A national sales tax on corporate products could tax all income (including a huge amount of underground income) at the point of sale and do so in an impersonal and equitable manner.

Jason replied that Trygstad’s suggestion was appealing, but that caution was needed because the economic effects of flat (or flatter) income taxes were better known than the economic effects of imposing high sales taxes in place of income taxes. Along the way he has this to say (emphasis mine):

His suggestion that the best solution is to move to a fair tax, i.e., to replace the current income tax with some kind of national sales tax, is something I am sympathetic to, for the very reason he points to: we need to be increasing, not decreasing, the number of taxpayers.

It’s sometimes said that one man’s reductio is another man’s reason. Maybe so. But one might be a bit surprised to see this exchange went on in the pages of a professedly libertarian publication. The fact that a tax scheme would increase the government’s ability to pry money out of off-the-books income streams, and the fact that it would result in having more taxpayers rather than fewer, seems obviously to be a reason against adopting that scheme, not for it.

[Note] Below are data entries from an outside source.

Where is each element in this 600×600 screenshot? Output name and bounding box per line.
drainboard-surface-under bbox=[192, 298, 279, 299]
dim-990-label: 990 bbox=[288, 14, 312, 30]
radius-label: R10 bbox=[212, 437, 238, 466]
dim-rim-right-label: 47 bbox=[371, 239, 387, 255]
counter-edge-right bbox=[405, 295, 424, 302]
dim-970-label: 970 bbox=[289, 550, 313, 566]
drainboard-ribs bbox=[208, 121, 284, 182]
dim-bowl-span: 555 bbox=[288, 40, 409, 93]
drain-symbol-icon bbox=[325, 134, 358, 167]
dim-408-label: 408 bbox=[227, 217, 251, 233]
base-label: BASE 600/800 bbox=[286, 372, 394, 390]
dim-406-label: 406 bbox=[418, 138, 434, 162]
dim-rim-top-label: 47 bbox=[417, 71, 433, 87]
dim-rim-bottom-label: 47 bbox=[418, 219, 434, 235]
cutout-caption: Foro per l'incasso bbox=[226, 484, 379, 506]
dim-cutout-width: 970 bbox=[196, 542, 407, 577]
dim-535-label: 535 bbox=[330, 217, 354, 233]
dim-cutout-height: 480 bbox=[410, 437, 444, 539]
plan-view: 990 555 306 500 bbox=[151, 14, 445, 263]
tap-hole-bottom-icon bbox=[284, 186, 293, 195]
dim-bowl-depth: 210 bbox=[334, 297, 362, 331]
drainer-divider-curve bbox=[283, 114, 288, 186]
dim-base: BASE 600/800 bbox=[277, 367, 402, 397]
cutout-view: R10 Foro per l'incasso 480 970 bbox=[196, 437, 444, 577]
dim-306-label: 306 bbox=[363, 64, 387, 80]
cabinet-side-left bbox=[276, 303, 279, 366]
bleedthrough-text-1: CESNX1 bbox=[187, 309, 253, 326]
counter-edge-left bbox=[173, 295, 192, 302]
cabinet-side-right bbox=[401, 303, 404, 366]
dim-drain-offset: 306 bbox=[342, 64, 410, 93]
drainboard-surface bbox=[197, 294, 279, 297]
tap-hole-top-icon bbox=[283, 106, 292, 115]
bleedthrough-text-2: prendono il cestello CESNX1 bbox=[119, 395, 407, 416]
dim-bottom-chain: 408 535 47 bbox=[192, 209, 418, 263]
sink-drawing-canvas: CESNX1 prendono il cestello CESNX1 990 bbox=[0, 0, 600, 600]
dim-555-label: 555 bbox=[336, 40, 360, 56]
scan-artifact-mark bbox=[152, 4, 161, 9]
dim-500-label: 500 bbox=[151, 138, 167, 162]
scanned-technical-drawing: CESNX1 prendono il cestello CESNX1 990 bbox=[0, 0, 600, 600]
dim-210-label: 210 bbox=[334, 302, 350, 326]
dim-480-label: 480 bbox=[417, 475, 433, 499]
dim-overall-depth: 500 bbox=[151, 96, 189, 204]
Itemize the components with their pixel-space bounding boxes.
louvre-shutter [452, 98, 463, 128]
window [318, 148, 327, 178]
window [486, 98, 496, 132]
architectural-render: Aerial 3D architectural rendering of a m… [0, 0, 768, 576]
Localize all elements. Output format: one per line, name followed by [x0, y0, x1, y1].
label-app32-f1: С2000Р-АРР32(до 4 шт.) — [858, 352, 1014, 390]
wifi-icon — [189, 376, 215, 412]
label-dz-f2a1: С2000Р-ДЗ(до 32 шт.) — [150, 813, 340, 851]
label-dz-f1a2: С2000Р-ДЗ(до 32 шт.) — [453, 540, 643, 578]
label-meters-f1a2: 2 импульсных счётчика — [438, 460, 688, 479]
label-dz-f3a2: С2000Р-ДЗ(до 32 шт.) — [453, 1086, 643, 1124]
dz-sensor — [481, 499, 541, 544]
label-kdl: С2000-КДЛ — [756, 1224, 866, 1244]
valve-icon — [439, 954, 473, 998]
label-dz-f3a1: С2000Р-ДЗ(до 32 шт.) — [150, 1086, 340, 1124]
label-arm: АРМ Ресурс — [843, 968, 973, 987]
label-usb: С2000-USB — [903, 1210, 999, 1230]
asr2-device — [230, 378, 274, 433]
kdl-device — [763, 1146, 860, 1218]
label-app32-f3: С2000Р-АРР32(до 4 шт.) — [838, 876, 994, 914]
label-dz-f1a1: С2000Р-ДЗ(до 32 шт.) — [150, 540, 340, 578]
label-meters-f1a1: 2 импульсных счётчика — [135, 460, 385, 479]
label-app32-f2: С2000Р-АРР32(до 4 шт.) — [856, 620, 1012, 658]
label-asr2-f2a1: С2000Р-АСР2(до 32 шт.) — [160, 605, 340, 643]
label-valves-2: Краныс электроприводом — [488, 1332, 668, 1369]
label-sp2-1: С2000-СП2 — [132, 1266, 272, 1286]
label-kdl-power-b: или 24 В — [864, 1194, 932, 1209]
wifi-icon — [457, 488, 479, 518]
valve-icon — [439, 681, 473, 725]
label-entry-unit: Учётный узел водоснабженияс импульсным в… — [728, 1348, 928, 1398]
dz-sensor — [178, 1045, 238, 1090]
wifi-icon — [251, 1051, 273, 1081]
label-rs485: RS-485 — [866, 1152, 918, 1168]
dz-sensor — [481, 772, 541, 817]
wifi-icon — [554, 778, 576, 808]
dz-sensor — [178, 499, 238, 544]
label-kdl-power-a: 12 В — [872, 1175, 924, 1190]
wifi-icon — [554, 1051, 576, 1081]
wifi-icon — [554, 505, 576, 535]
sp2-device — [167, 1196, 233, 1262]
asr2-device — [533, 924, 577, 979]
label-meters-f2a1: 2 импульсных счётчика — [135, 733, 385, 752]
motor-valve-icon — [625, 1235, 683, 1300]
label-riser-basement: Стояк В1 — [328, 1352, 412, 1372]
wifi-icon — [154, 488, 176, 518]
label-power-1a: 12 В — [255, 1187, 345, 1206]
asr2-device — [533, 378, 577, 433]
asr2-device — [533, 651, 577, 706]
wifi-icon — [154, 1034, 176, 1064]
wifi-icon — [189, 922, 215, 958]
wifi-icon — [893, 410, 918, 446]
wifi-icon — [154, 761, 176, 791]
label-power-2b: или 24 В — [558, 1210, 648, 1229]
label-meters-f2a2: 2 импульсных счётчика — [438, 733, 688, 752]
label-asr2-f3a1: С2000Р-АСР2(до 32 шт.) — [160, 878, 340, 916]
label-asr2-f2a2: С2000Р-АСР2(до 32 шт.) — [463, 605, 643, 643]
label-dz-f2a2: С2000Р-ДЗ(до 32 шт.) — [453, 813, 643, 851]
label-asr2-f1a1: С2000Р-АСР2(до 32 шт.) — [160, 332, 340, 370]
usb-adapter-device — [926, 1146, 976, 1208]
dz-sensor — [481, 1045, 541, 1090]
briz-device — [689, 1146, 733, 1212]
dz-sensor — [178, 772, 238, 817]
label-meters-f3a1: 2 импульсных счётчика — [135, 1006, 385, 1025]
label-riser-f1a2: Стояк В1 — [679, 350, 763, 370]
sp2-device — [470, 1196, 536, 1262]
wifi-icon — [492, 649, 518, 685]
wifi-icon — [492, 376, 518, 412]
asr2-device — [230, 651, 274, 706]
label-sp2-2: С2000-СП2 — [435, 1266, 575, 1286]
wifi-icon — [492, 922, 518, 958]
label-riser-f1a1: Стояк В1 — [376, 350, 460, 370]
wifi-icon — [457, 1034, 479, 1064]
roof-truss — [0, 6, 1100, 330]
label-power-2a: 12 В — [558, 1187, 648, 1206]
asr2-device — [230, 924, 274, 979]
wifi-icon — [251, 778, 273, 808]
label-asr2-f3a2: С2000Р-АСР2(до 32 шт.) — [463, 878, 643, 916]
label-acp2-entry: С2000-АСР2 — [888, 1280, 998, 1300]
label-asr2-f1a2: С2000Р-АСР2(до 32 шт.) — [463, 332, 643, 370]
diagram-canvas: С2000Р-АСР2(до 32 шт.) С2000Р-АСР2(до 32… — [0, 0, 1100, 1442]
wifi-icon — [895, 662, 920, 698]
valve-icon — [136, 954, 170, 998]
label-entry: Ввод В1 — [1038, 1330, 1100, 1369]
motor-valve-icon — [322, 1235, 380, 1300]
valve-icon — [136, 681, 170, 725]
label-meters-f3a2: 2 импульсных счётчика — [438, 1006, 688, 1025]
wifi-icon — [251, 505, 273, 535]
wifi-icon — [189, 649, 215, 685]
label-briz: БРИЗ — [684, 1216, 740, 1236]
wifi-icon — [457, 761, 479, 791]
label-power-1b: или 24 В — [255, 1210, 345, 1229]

Just in case you’ve forgotten, when the federal government has money in its hands it uses that money for programs that are, on the whole, wasteful, stupid, and often insidious or actively destructive. Government revenue pays for pork-barrel projects, inane subsidies, sclerotic bureaucracies, meddlesome regulation, finding harmless drug users and locking them in cages, finding harmless immigrants and exiling them from the country, domestic surveillance, extraordinary rendition, torture, and blood-soaked imperial wars and occupations. Expanding the government’s ability to get that money and diminishing people’s ability to hide their money from the government should not be a libertarian policy goal. And neither should making sure that everybody gets robbed at about the same rate–you know, just to be fair.